Sono accusati di concorso morale nell’omicidio dell’appuntato dei carabinieri Giovanni D’Alfonso: il militare rimase ferito il 5 giugno del 1975 in uno scontro a fuoco tra i carabinieri e alcuni brigatisti che tenevano prigioniero nella Cascina Spiotta d’Arzello – vicino ad Acqui Terme, in provincia di Alessandria, in Piemonte – l’industriale Vittorio Vallarino Gancia, rapito il giorno prima dalle Br per chiedere un riscatto (con il quale poi finanziare la lotta armata).

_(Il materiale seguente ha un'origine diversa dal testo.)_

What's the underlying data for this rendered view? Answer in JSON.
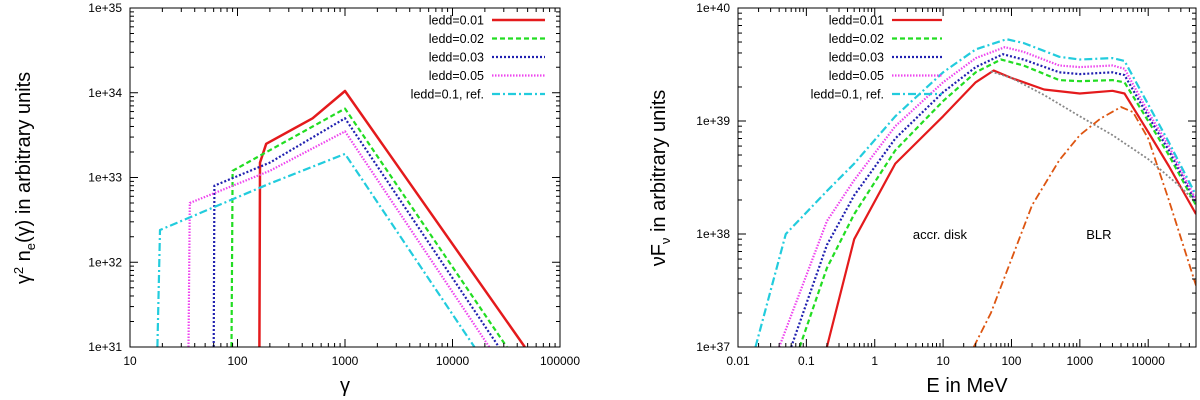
{
  "chart_data": [
    {
      "type": "line",
      "xscale": "log",
      "yscale": "log",
      "xlim": [
        10,
        100000
      ],
      "ylim": [
        1e+31,
        1e+35
      ],
      "xlabel": "γ",
      "ylabel_parts": [
        "γ",
        "2",
        " n",
        "e",
        "(γ) in arbitrary units"
      ],
      "xticks": [
        {
          "v": 10,
          "label": "10"
        },
        {
          "v": 100,
          "label": "100"
        },
        {
          "v": 1000,
          "label": "1000"
        },
        {
          "v": 10000,
          "label": "10000"
        },
        {
          "v": 100000,
          "label": "100000"
        }
      ],
      "yticks": [
        {
          "v": 1e+31,
          "label": "1e+31"
        },
        {
          "v": 1e+32,
          "label": "1e+32"
        },
        {
          "v": 1e+33,
          "label": "1e+33"
        },
        {
          "v": 1e+34,
          "label": "1e+34"
        },
        {
          "v": 1e+35,
          "label": "1e+35"
        }
      ],
      "legend_position": "top-right",
      "series": [
        {
          "name": "ledd=0.01",
          "color": "#e41a1c",
          "dash": "",
          "width": 2.5,
          "points": [
            [
              160,
              1e+31
            ],
            [
              162,
              1.5e+33
            ],
            [
              185,
              2.5e+33
            ],
            [
              500,
              5e+33
            ],
            [
              1000,
              1.05e+34
            ],
            [
              47000,
              1e+31
            ]
          ]
        },
        {
          "name": "ledd=0.02",
          "color": "#22dd22",
          "dash": "5,3",
          "width": 2.2,
          "points": [
            [
              88,
              1e+31
            ],
            [
              90,
              1.2e+33
            ],
            [
              200,
              2.1e+33
            ],
            [
              1000,
              6.5e+33
            ],
            [
              32000,
              1e+31
            ]
          ]
        },
        {
          "name": "ledd=0.03",
          "color": "#2020b0",
          "dash": "2,2",
          "width": 2.2,
          "points": [
            [
              60,
              1e+31
            ],
            [
              61,
              8e+32
            ],
            [
              200,
              1.5e+33
            ],
            [
              1000,
              5e+33
            ],
            [
              27000,
              1e+31
            ]
          ]
        },
        {
          "name": "ledd=0.05",
          "color": "#ee44ee",
          "dash": "1.5,1.5",
          "width": 2.2,
          "points": [
            [
              35,
              1e+31
            ],
            [
              36,
              5e+32
            ],
            [
              200,
              1.2e+33
            ],
            [
              1000,
              3.5e+33
            ],
            [
              22000,
              1e+31
            ]
          ]
        },
        {
          "name": "ledd=0.1, ref.",
          "color": "#22ccdd",
          "dash": "8,3,2,3",
          "width": 2.2,
          "points": [
            [
              18,
              1e+31
            ],
            [
              19,
              2.4e+32
            ],
            [
              200,
              8.5e+32
            ],
            [
              1000,
              1.9e+33
            ],
            [
              16000,
              1e+31
            ]
          ]
        }
      ]
    },
    {
      "type": "line",
      "xscale": "log",
      "yscale": "log",
      "xlim": [
        0.01,
        50000
      ],
      "ylim": [
        1e+37,
        1e+40
      ],
      "xlabel": "E in MeV",
      "ylabel_parts": [
        "νF",
        "ν",
        " in arbitrary units"
      ],
      "xticks": [
        {
          "v": 0.01,
          "label": "0.01"
        },
        {
          "v": 0.1,
          "label": "0.1"
        },
        {
          "v": 1,
          "label": "1"
        },
        {
          "v": 10,
          "label": "10"
        },
        {
          "v": 100,
          "label": "100"
        },
        {
          "v": 1000,
          "label": "1000"
        },
        {
          "v": 10000,
          "label": "10000"
        }
      ],
      "yticks": [
        {
          "v": 1e+37,
          "label": "1e+37"
        },
        {
          "v": 1e+38,
          "label": "1e+38"
        },
        {
          "v": 1e+39,
          "label": "1e+39"
        },
        {
          "v": 1e+40,
          "label": "1e+40"
        }
      ],
      "legend_position": "top-left",
      "annotations": [
        {
          "text": "accr. disk",
          "x": 9,
          "y": 9e+37
        },
        {
          "text": "BLR",
          "x": 1900,
          "y": 9e+37
        }
      ],
      "series": [
        {
          "name": "ledd=0.01",
          "color": "#e41a1c",
          "dash": "",
          "width": 2.2,
          "points": [
            [
              0.2,
              1e+37
            ],
            [
              0.5,
              9e+37
            ],
            [
              2,
              4.2e+38
            ],
            [
              10,
              1.1e+39
            ],
            [
              30,
              2.2e+39
            ],
            [
              55,
              2.8e+39
            ],
            [
              100,
              2.4e+39
            ],
            [
              300,
              1.9e+39
            ],
            [
              1000,
              1.75e+39
            ],
            [
              3000,
              1.85e+39
            ],
            [
              4500,
              1.75e+39
            ],
            [
              10000,
              8e+38
            ],
            [
              20000,
              4e+38
            ],
            [
              50000,
              1.5e+38
            ]
          ]
        },
        {
          "name": "ledd=0.02",
          "color": "#22dd22",
          "dash": "5,3",
          "width": 2.2,
          "points": [
            [
              0.08,
              1e+37
            ],
            [
              0.2,
              5e+37
            ],
            [
              0.5,
              1.5e+38
            ],
            [
              2,
              5.5e+38
            ],
            [
              10,
              1.5e+39
            ],
            [
              30,
              2.7e+39
            ],
            [
              70,
              3.5e+39
            ],
            [
              150,
              3.1e+39
            ],
            [
              500,
              2.3e+39
            ],
            [
              1000,
              2.25e+39
            ],
            [
              3000,
              2.3e+39
            ],
            [
              4500,
              2.2e+39
            ],
            [
              10000,
              1e+39
            ],
            [
              20000,
              5e+38
            ],
            [
              50000,
              1.8e+38
            ]
          ]
        },
        {
          "name": "ledd=0.03",
          "color": "#2020b0",
          "dash": "2,2",
          "width": 2.2,
          "points": [
            [
              0.06,
              1e+37
            ],
            [
              0.2,
              8e+37
            ],
            [
              0.5,
              2.2e+38
            ],
            [
              2,
              7e+38
            ],
            [
              10,
              1.8e+39
            ],
            [
              30,
              3e+39
            ],
            [
              75,
              3.9e+39
            ],
            [
              150,
              3.5e+39
            ],
            [
              500,
              2.7e+39
            ],
            [
              1000,
              2.6e+39
            ],
            [
              3000,
              2.7e+39
            ],
            [
              4500,
              2.55e+39
            ],
            [
              10000,
              1.1e+39
            ],
            [
              20000,
              5.5e+38
            ],
            [
              50000,
              1.9e+38
            ]
          ]
        },
        {
          "name": "ledd=0.05",
          "color": "#ee44ee",
          "dash": "1.5,1.5",
          "width": 2.2,
          "points": [
            [
              0.04,
              1e+37
            ],
            [
              0.2,
              1.3e+38
            ],
            [
              0.5,
              3e+38
            ],
            [
              2,
              9e+38
            ],
            [
              10,
              2.2e+39
            ],
            [
              30,
              3.6e+39
            ],
            [
              80,
              4.5e+39
            ],
            [
              150,
              4.1e+39
            ],
            [
              500,
              3.1e+39
            ],
            [
              1000,
              3e+39
            ],
            [
              3000,
              3.1e+39
            ],
            [
              4500,
              2.9e+39
            ],
            [
              10000,
              1.2e+39
            ],
            [
              20000,
              6e+38
            ],
            [
              50000,
              2e+38
            ]
          ]
        },
        {
          "name": "ledd=0.1, ref.",
          "color": "#22ccdd",
          "dash": "8,3,2,3",
          "width": 2.2,
          "points": [
            [
              0.018,
              1e+37
            ],
            [
              0.05,
              1e+38
            ],
            [
              0.2,
              2.4e+38
            ],
            [
              0.5,
              4.2e+38
            ],
            [
              2,
              1.1e+39
            ],
            [
              10,
              2.7e+39
            ],
            [
              30,
              4.3e+39
            ],
            [
              85,
              5.3e+39
            ],
            [
              150,
              4.9e+39
            ],
            [
              500,
              3.7e+39
            ],
            [
              1000,
              3.5e+39
            ],
            [
              3000,
              3.6e+39
            ],
            [
              4500,
              3.4e+39
            ],
            [
              10000,
              1.4e+39
            ],
            [
              20000,
              6.5e+38
            ],
            [
              50000,
              2.2e+38
            ]
          ]
        },
        {
          "name": "",
          "color": "#888888",
          "dash": "2,2",
          "width": 1.8,
          "points": [
            [
              50,
              2.75e+39
            ],
            [
              100,
              2.4e+39
            ],
            [
              300,
              1.7e+39
            ],
            [
              1000,
              1.1e+39
            ],
            [
              3000,
              7.5e+38
            ],
            [
              10000,
              4.6e+38
            ],
            [
              30000,
              2.6e+38
            ],
            [
              50000,
              1.9e+38
            ]
          ]
        },
        {
          "name": "",
          "color": "#dd5511",
          "dash": "8,3,2,3",
          "width": 1.8,
          "points": [
            [
              28,
              1e+37
            ],
            [
              50,
              2e+37
            ],
            [
              100,
              6e+37
            ],
            [
              200,
              1.8e+38
            ],
            [
              500,
              4.5e+38
            ],
            [
              1000,
              7.5e+38
            ],
            [
              2000,
              1.05e+39
            ],
            [
              4000,
              1.33e+39
            ],
            [
              6000,
              1.2e+39
            ],
            [
              10000,
              7e+38
            ],
            [
              20000,
              2e+38
            ],
            [
              50000,
              3.5e+37
            ]
          ]
        }
      ]
    }
  ]
}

D’Alfonso morì poi in ospedale qualche giorno dopo. Nello scontro a fuoco innescato dal blitz dei carabinieri perse la vita anche la brigatista Mara Cagol, moglie di Curcio.

A 51 anni di distanza, le difese puntano sulla prescrizione del reato contestato e contano su un precedente risalente al 2024: un giudice del Tribunale di Torino dichiarò il non luogo a procedere nei confronti di un altro ex brigatista, Pierluigi Zuffada, perché il reato che gli veniva contestato nella forma del cosiddetto “concorso anomalo” era appunto soggetto a prescrizione, nel frattempo intervenuta.